223rd Intelligence Battalion practices new ACFT
Spc. Melisa G. Flores, a paralegal specialist with the 223rd Military Intelligence Battalion, practices her deadlift before a record attempt during an Army Combat Physical Fitness test hosted at Abraham Lincoln High School in San Francisco, Californi... (Photo Credit: U.S. Army) VIEW ORIGINAL

The U.S. Army Tank-automotive and Armaments Command's Soldier Product Support Integration Directorate out of Natick, Mass. is ready to start fielding the equipment for the new Army Combat Fitness Test.

The Army is expecting to replace the Army Physical Fitness Test with the ACFT by Oct. 1, 2020. The ACFT is more aligned to the physical requirements needed in combat by military units, making the unit more combat ready and making the soldier more physically ready. The test is also expected to cut down on injuries and decrease accession losses when compared to the APFT.

Select units within the Army are currently testing the ACFT in Phase 1 to provide guidance and recommendations for adjustments to future test requirements.

The Army wanted to have all units equipped by Oct. 1 to start Phase 2. However, the contract is currently under protest which will push the Phase 2 fielding deadline. Soldier PSID Director, Joseph Cooper said, "my team is ready to implement the program as soon as the products are ready to ship."

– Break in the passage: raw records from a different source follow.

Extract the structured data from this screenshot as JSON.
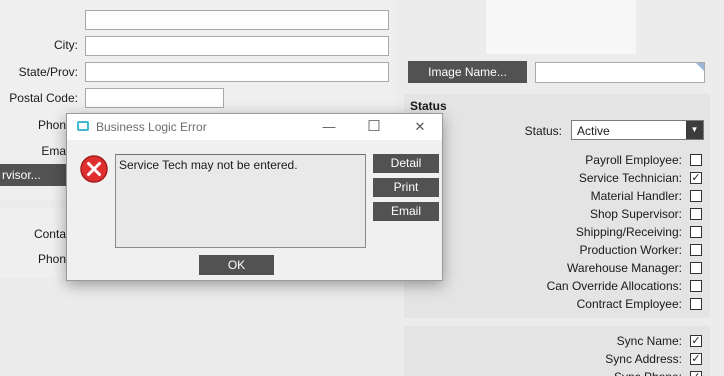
{
  "form": {
    "city_label": "City:",
    "state_label": "State/Prov:",
    "postal_label": "Postal Code:",
    "phone_label_partial": "Phon",
    "email_label_partial": "Ema",
    "supervisor_button_partial": "rvisor...",
    "contact_label_partial": "Conta",
    "phone2_label_partial": "Phon"
  },
  "image": {
    "button_label": "Image Name..."
  },
  "status_section": {
    "title": "Status",
    "status_label": "Status:",
    "status_value": "Active",
    "checks": [
      {
        "label": "Payroll Employee:",
        "checked": false
      },
      {
        "label": "Service Technician:",
        "checked": true
      },
      {
        "label": "Material Handler:",
        "checked": false
      },
      {
        "label": "Shop Supervisor:",
        "checked": false
      },
      {
        "label": "Shipping/Receiving:",
        "checked": false
      },
      {
        "label": "Production Worker:",
        "checked": false
      },
      {
        "label": "Warehouse Manager:",
        "checked": false
      },
      {
        "label": "Can Override Allocations:",
        "checked": false
      },
      {
        "label": "Contract Employee:",
        "checked": false
      }
    ]
  },
  "sync_section": {
    "checks": [
      {
        "label": "Sync Name:",
        "checked": true
      },
      {
        "label": "Sync Address:",
        "checked": true
      },
      {
        "label": "Sync Phone:",
        "checked": true
      }
    ]
  },
  "dialog": {
    "title": "Business Logic Error",
    "message": "Service Tech may not be entered.",
    "detail_label": "Detail",
    "print_label": "Print",
    "email_label": "Email",
    "ok_label": "OK",
    "minimize_glyph": "—",
    "maximize_glyph": "☐",
    "close_glyph": "✕"
  }
}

Soldier PSID will team up with TACOM's Material Fielding and Training and the Defense Contract Management Agency to field the gear to active duty, reserve, and guard units around the world. Cooper went on to say, "we have a good fielding plan lined up."

Copper's team will end up supplying 36,608 lanes of gear for the ACFT to all commands around the world. The branch chief for the ACFT mission, Sean O' Donohue, says, "once the fielding starts, we will do it in an equitable manner." He went on to explain that all units will be treated equally, depending on mission requirement, and that active duty units will not necessarily take precedent.

Once the fielding begins, Soldier PSID plans to equip Army units by region and units outside of a particular region may receive priority depending on the circumstances.